Tuesday, August 19, 2014

Diminished



I have held her off
too many days.
The banshee
crashes the gate,
slashing, burning,
prying my heart loose
again.
I shed my life,
all I have been and known,
and shrink
to a tiny animal,
blind and mewling—
to a speck of a bug
before the looming universe.*




This is how it feels sometimes. Not right now, but last week. Not for days anymore, but for hours. Not often but occasionally, without warning, the whole big mess of a grief wave drags me under, back to the beginning. Only it’s not the beginning because I’ve lived with this loss now 17 months.


As time passes, I am overcome with the flat finality of the fact of my child’s death. With each new step or insight, I realize how much of my self has been shattered by his suicide. I thought I’d faced down much of the guilt and remorse for not being the mother my son needed as he grew into adulthood and became unmoored. I can accept now, better than before, that I was hampered in helping him not just by my own limitations but by his secretiveness and refusal to get help. I can see (at least in theory) how we survivors burden ourselves with guilt and an inflated view of our role in a desperate bid for a sense of control over disaster. But when a wave rolls in and knocks me over, it doesn’t take much to fall into the pit.

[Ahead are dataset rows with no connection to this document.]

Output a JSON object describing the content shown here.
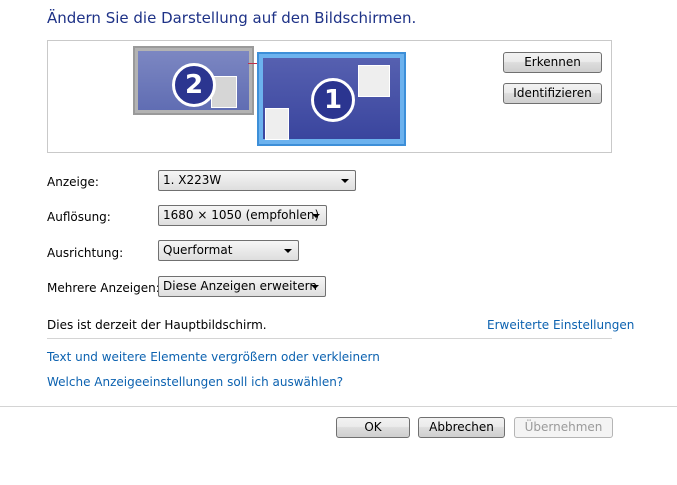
{
  "header": {
    "title": "Ändern Sie die Darstellung auf den Bildschirmen."
  },
  "monitors": {
    "display_2_number": "2",
    "display_1_number": "1"
  },
  "buttons": {
    "detect": "Erkennen",
    "identify": "Identifizieren",
    "ok": "OK",
    "cancel": "Abbrechen",
    "apply": "Übernehmen"
  },
  "settings": {
    "display": {
      "label": "Anzeige:",
      "value": "1. X223W"
    },
    "resolution": {
      "label": "Auflösung:",
      "value": "1680 × 1050 (empfohlen)"
    },
    "orientation": {
      "label": "Ausrichtung:",
      "value": "Querformat"
    },
    "multiple": {
      "label": "Mehrere Anzeigen:",
      "value": "Diese Anzeigen erweitern"
    }
  },
  "status": {
    "primary_text": "Dies ist derzeit der Hauptbildschirm.",
    "advanced_link": "Erweiterte Einstellungen"
  },
  "links": {
    "text_size": "Text und weitere Elemente vergrößern oder verkleinern",
    "which_settings": "Welche Anzeigeeinstellungen soll ich auswählen?"
  }
}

Last week, my husband was a steadying comfort. He knew just what I meant about feeling small. We are neither of us who we were 17 months ago.  We are bereft and diminished, with everything about our “assumptive worlds” called into question. To move forward and reconstruct that world takes everything I have ever known, and more.

*Note: All poetry on this blog is original unless attributed to others.